En ce qui concerne le nombre de personnes à interviewer, nous nous sommes fondés sur le principe de la saturation. Bertaux (1976) définit ce principe comme étant le phénomène par lequel, une fois avoir conduit un certain nombre d’entretiens, le chercheur a l’impression de ne plus rien apprendre de nouveau relativement à l’objet de l’enquête. Selon Bertaux, le principe de saturation requiert un nombre minimal de quinze entrevues sur un sujet donné. Le lecteur jugera peut-être que le nombre d’entrevues conduites aux fins de la présente recherche est insuffisant pour assurer la crédibilité des résultats obtenus. Le principe de saturation paraît, en effet, vague et imprécis et, comme le note Guest et al. (2006), il est invoqué, telle une règle d’or, dans la majorité des études qualitatives sans jamais, toutefois, être véritablement expliqué. Ayant effectué une recherche approfondie à ce sujet dans les écrits méthodologiques, nous pouvons conclure que le nombre requis d’entrevues en recherche qualitative varie, considérablement, en fonction des domaines et des devis de recherche. Comme le

rapporte Mason (2010) dans son recensement sur le sujet, le nombre d’entrevues conduites dans le cadre des thèses de doctorat, de nature qualitative, publiées en Irlande et en Grande Bretagne entre 1716 et 2009, varie de 1 à 95, 80% de ces thèses se conformant au principe de saturation proposés par Bertaux (1976) qui établit le nombre minimal d’entrevues, tel que nous le mentionnions un peu plus haut, à quinze. Une autre recherche récente Guest et al., 2006) portant spécifiquement sur le principe de saturation et le nombre d’entrevues conduites lors de recherches qualitatives, suggère que ce principe pourrait même être atteint à partir de la douzième entrevue. En s’appuyant sur la théorie du consensus (consensus theory) développée par Romney, Batchelder et Weller (1986) (cités dans Guest et al., 2006) pour établir une liste de catégories de codage suite à soixante entrevues réalisées auprès de participants, Guest et al. (2006) soulignent que 92% de ces catégories ont été identifiées après seulement douze entrevues. Tous ces arguments nous amènent à conclure que le principe de saturation est tout à fait défendable et que le nombre d’entrevues réalisées dans le cadre de la présente recherche est raisonnable et permet d’arriver à des résultats probants.

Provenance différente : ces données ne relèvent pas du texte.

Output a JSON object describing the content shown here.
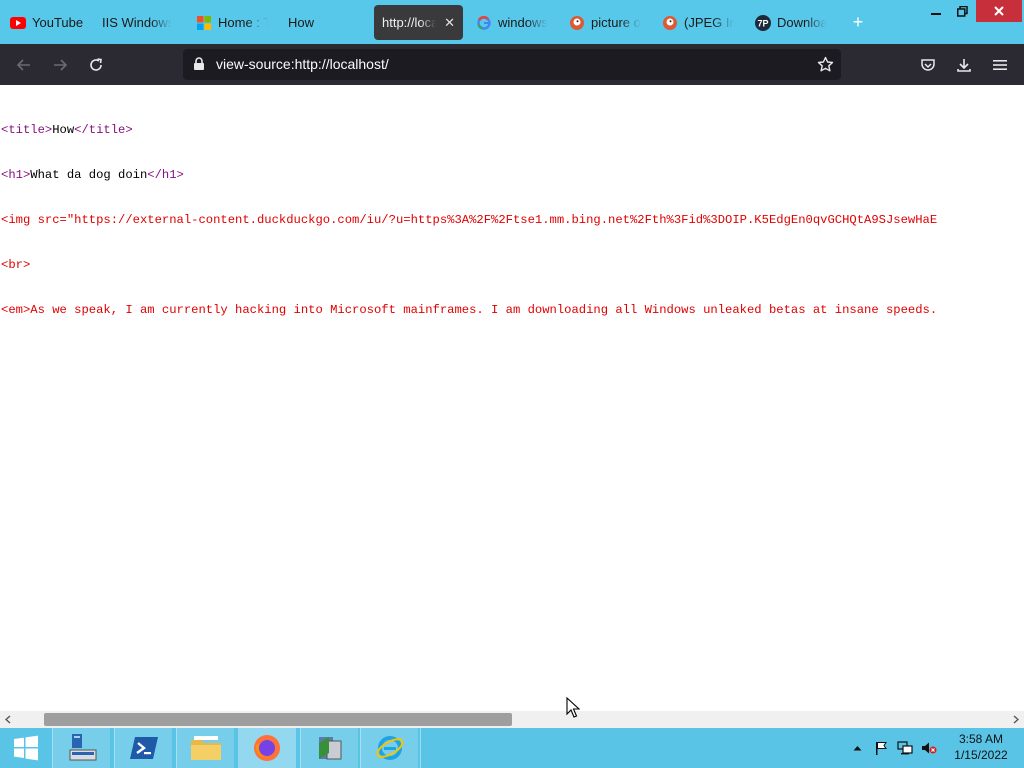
{
  "browser": {
    "tabs": [
      {
        "label": "YouTube",
        "icon": "youtube-icon"
      },
      {
        "label": "IIS Windows",
        "icon": "none"
      },
      {
        "label": "Home : T",
        "icon": "microsoft-icon"
      },
      {
        "label": "How",
        "icon": "none"
      },
      {
        "label": "http://loca",
        "icon": "none",
        "active": true
      },
      {
        "label": "windows",
        "icon": "google-icon"
      },
      {
        "label": "picture o",
        "icon": "duckduckgo-icon"
      },
      {
        "label": "(JPEG Im",
        "icon": "duckduckgo-icon"
      },
      {
        "label": "Downloa",
        "icon": "7p-icon"
      }
    ],
    "new_tab": "+",
    "url": "view-source:http://localhost/"
  },
  "source": {
    "line1": {
      "open": "<title>",
      "text": "How",
      "close": "</title>"
    },
    "line2": {
      "open": "<h1>",
      "text": "What da dog doin",
      "close": "</h1>"
    },
    "line3": "<img src=\"https://external-content.duckduckgo.com/iu/?u=https%3A%2F%2Ftse1.mm.bing.net%2Fth%3Fid%3DOIP.K5EdgEn0qvGCHQtA9SJsewHaE",
    "line4": "<br>",
    "line5": "<em>As we speak, I am currently hacking into Microsoft mainframes. I am downloading all Windows unleaked betas at insane speeds."
  },
  "taskbar": {
    "time": "3:58 AM",
    "date": "1/15/2022"
  },
  "colors": {
    "tabstrip": "#58c8ea",
    "navbar": "#2b2a33",
    "tag": "#881280",
    "error": "#e00000",
    "taskbar": "#5ac4e6"
  }
}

Bien que les entrevues réalisées représentent notre source de données principale, nous avons utilisé des sources secondaires. En effet, comme le souligne Yin (2003), une bonne étude de cas s’appuie sur plusieurs sources d’information parce qu’en bénéficiant d’une diversité de points de vue le chercheur est en mesure d’obtenir une vision plus objective du phénomène étudié. Conformément à ce principe, nous avons donc effectué une recherche parmi la documentation publique issue des EM étudiées. Nous avons, par exemple, analysé les rapports annuels de chaque EM (et ce, relativement aux trois années précédant la période des entrevues), les communiqués de presses, les entrevues accordées par leurs dirigeants ainsi que les présentations publiques que ceux-ci ont donné, les articles de presse canadienne et française et, bien évidemment, le contenu des sites Internet des EM en question. Enfin, les observations faites, et les notes personnelles prises, lors de nos visites sur le terrain de même que les discussions informelles que nous avons eues avec les gestionnaires se sont également révélées de précieuses sources d’informations.